ГЛАВА II
Читатель поймет, как быстро приближался я к краю пропасти. Я испытывал смутную боязнь перед тем, что делаю, но не мог остановиться. «Возможно ли, – рассуждал я сам с собою, – чтобы мистер Фокленд, до такой степени подавленный сознанием незаслуженного бесчестья, которым он заклеймен перед лицом света, станет долго терпеть присутствие несведущего и недружелюбно настроенного юноши, который беспрестанно оживляет в нем воспоминание об этом бесчестье и в конце концов сам как нельзя охотнее поддержал бы обвинение?»
Я понимал, конечно, что мистер Фокленд не станет торопиться с моим увольнением по той же причине, которая удерживала его от многих других поступков, способных служить доказательством его чрезмерной и слишком подозрительной чувствительности. Но это соображение не сулило мне успокоения. Мысль о том, что он таит в сердце все растущую ненависть ко мне и все же считает себя вынужденным держать меня как источник постоянной досады для себя, отнюдь не сулила мне в будущем ничего хорошего.
Спустя немного времени после описанного выше разговора я приводил в порядок некоторые ящики и обнаружил бумагу, которая случайно соскользнула за один из них и осталась незамеченной. В другое время любопытство мое, быть может, отступило бы перед правилами приличия и я, не разворачивая, передал бы бумагу ее собственнику, моему покровителю. Но мое страстное желание собрать новые сведения было слишком возбуждено предыдущими событиями, чтобы я мог теперь упустить любой случай получить эти сведения. Это оказалось письмо, написанное старшим Хоукинсом. Судя по содержанию, оно было написано в то время, когда у Хоукинса впервые зародилось намерение бежать от притеснений мистера Тиррела. Оно гласило следующее:
Высокочтимый сэр!
Я ждал некоторое время, ежедневно надеясь на возвращение Вашей чести в наши места. Старый Уарнс и его жена, которые присматривают за Вашим домом, сказали мне, что не знают наверное, когда это произойдет, и не знают точно, в какой части Англии Вы теперь находитесь. Что до меня, то несчастье так одолело меня, что я должен принять решение (это уже непременно), и как можно скорее. Наш сквайр, который поначалу был довольно милостив ко мне, – я должен это признать (хотя боюсь, что это было больше в пику сквайру Эндервуду), – решил теперь погубить меня. Сэр, я не был трусом, я боролся храбро; в конце концов Вы знаете, – да благословит бог Вашу честь! – дело мужчины противостоять мужчине; но оказалось, что мне с ним не совладать.

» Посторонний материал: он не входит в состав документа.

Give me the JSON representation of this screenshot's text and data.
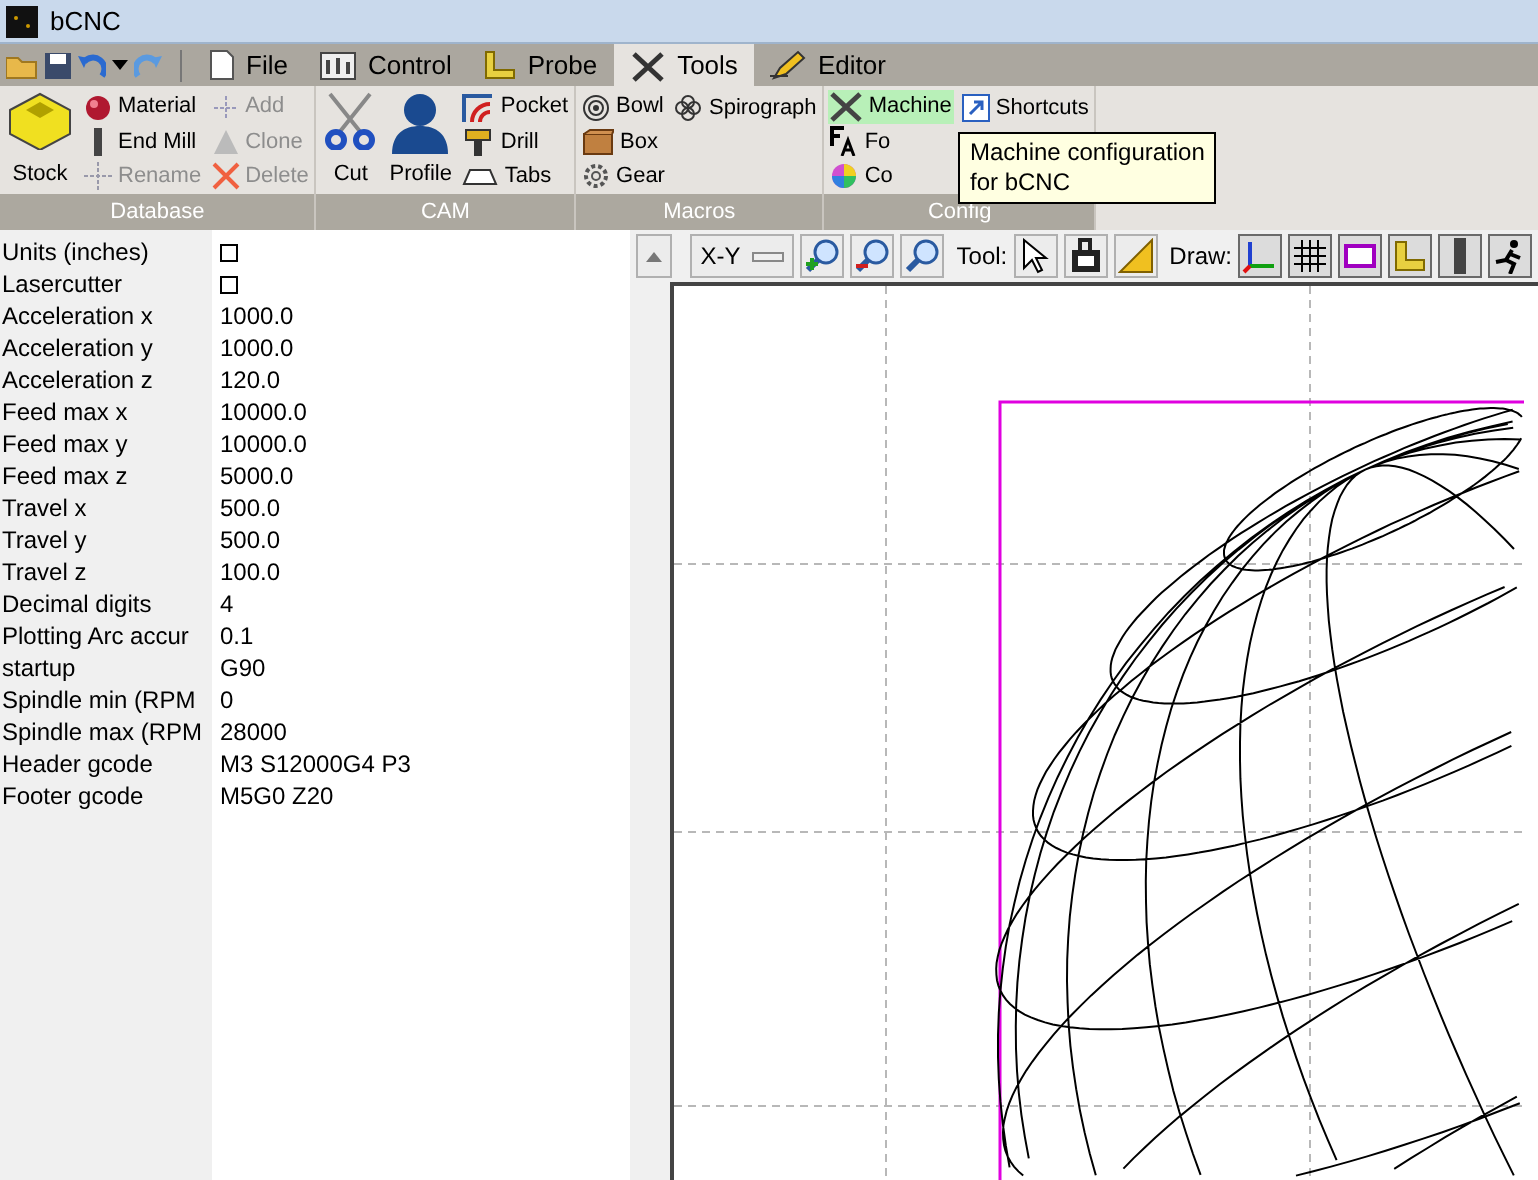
{
  "window": {
    "title": "bCNC"
  },
  "tabs": [
    {
      "label": "File",
      "selected": false
    },
    {
      "label": "Control",
      "selected": false
    },
    {
      "label": "Probe",
      "selected": false
    },
    {
      "label": "Tools",
      "selected": true
    },
    {
      "label": "Editor",
      "selected": false
    }
  ],
  "ribbon": [
    {
      "label": "Database",
      "columns": [
        [
          {
            "label": "Stock",
            "kind": "large",
            "disabled": false,
            "hovered": false
          }
        ],
        [
          {
            "label": "Material",
            "kind": "small",
            "disabled": false,
            "hovered": false
          },
          {
            "label": "End Mill",
            "kind": "small",
            "disabled": false,
            "hovered": false
          },
          {
            "label": "Rename",
            "kind": "small",
            "disabled": true,
            "hovered": false
          }
        ],
        [
          {
            "label": "Add",
            "kind": "small",
            "disabled": true,
            "hovered": false
          },
          {
            "label": "Clone",
            "kind": "small",
            "disabled": true,
            "hovered": false
          },
          {
            "label": "Delete",
            "kind": "small",
            "disabled": true,
            "hovered": false
          }
        ]
      ]
    },
    {
      "label": "CAM",
      "columns": [
        [
          {
            "label": "Cut",
            "kind": "large",
            "disabled": false,
            "hovered": false
          }
        ],
        [
          {
            "label": "Profile",
            "kind": "large",
            "disabled": false,
            "hovered": false
          }
        ],
        [
          {
            "label": "Pocket",
            "kind": "small",
            "disabled": false,
            "hovered": false
          },
          {
            "label": "Drill",
            "kind": "small",
            "disabled": false,
            "hovered": false
          },
          {
            "label": "Tabs",
            "kind": "small",
            "disabled": false,
            "hovered": false
          }
        ]
      ]
    },
    {
      "label": "Macros",
      "columns": [
        [
          {
            "label": "Bowl",
            "kind": "small",
            "disabled": false,
            "hovered": false
          },
          {
            "label": "Box",
            "kind": "small",
            "disabled": false,
            "hovered": false
          },
          {
            "label": "Gear",
            "kind": "small",
            "disabled": false,
            "hovered": false
          }
        ],
        [
          {
            "label": "Spirograph",
            "kind": "small",
            "disabled": false,
            "hovered": false
          }
        ]
      ]
    },
    {
      "label": "Config",
      "columns": [
        [
          {
            "label": "Machine",
            "kind": "small",
            "disabled": false,
            "hovered": true
          },
          {
            "label": "Fo",
            "kind": "small",
            "disabled": false,
            "hovered": false
          },
          {
            "label": "Co",
            "kind": "small",
            "disabled": false,
            "hovered": false
          }
        ],
        [
          {
            "label": "Shortcuts",
            "kind": "small",
            "disabled": false,
            "hovered": false
          }
        ]
      ]
    }
  ],
  "tooltip": {
    "lines": [
      "Machine configuration",
      "for bCNC"
    ]
  },
  "properties": [
    {
      "label": "Units (inches)",
      "kind": "checkbox",
      "checked": false
    },
    {
      "label": "Lasercutter",
      "kind": "checkbox",
      "checked": false
    },
    {
      "label": "Acceleration x",
      "kind": "text",
      "value": "1000.0"
    },
    {
      "label": "Acceleration y",
      "kind": "text",
      "value": "1000.0"
    },
    {
      "label": "Acceleration z",
      "kind": "text",
      "value": "120.0"
    },
    {
      "label": "Feed max x",
      "kind": "text",
      "value": "10000.0"
    },
    {
      "label": "Feed max y",
      "kind": "text",
      "value": "10000.0"
    },
    {
      "label": "Feed max z",
      "kind": "text",
      "value": "5000.0"
    },
    {
      "label": "Travel x",
      "kind": "text",
      "value": "500.0"
    },
    {
      "label": "Travel y",
      "kind": "text",
      "value": "500.0"
    },
    {
      "label": "Travel z",
      "kind": "text",
      "value": "100.0"
    },
    {
      "label": "Decimal digits",
      "kind": "text",
      "value": "4"
    },
    {
      "label": "Plotting Arc accur",
      "kind": "text",
      "value": "0.1"
    },
    {
      "label": "startup",
      "kind": "text",
      "value": "G90"
    },
    {
      "label": "Spindle min (RPM",
      "kind": "text",
      "value": "0"
    },
    {
      "label": "Spindle max (RPM",
      "kind": "text",
      "value": "28000"
    },
    {
      "label": "Header gcode",
      "kind": "text",
      "value": "M3 S12000G4 P3"
    },
    {
      "label": "Footer gcode",
      "kind": "text",
      "value": "M5G0 Z20"
    }
  ],
  "toolbar": {
    "view": "X-Y",
    "tool_label": "Tool:",
    "draw_label": "Draw:",
    "draw_toggles": [
      {
        "on": true
      },
      {
        "on": true
      },
      {
        "on": true
      },
      {
        "on": true
      },
      {
        "on": true
      },
      {
        "on": true
      }
    ]
  }
}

Пожалуй, если бы я поехал в город и спросил у Менсла, Вашего стряпчего, он сумел бы мне сказать, куда писать Вам. Но пока я ждал и надеялся, и все понапрасну, я начал задумываться. Я не торопился обращаться к Вам, сэр; я не люблю никого беспокоить. Я приберегал это как свой последний козырь. И вот теперь, сэр, когда из этого, как видно, ничего не выйдет, мне стало стыдно: как я мог думать об этом! Да разве у меня нет рук и ног, как у всякого другого? – сказал я себе. – Меня гонят из дома, от моего очага. Что же из этого? Ведь я не кочан капусты: ту выдернешь из земли – она и погибла. У меня нет ни гроша, это верно. А сколько сотен людей так и живут всю жизнь – что заработали, то и проели! И, думаю я себе (прошу прощения Вашей милости), что если б у нас, маленьких людей, хватало разумения, чтобы самим о себе позаботиться, то и большие люди не блажили бы так, как теперь делают. Подумали бы сначала.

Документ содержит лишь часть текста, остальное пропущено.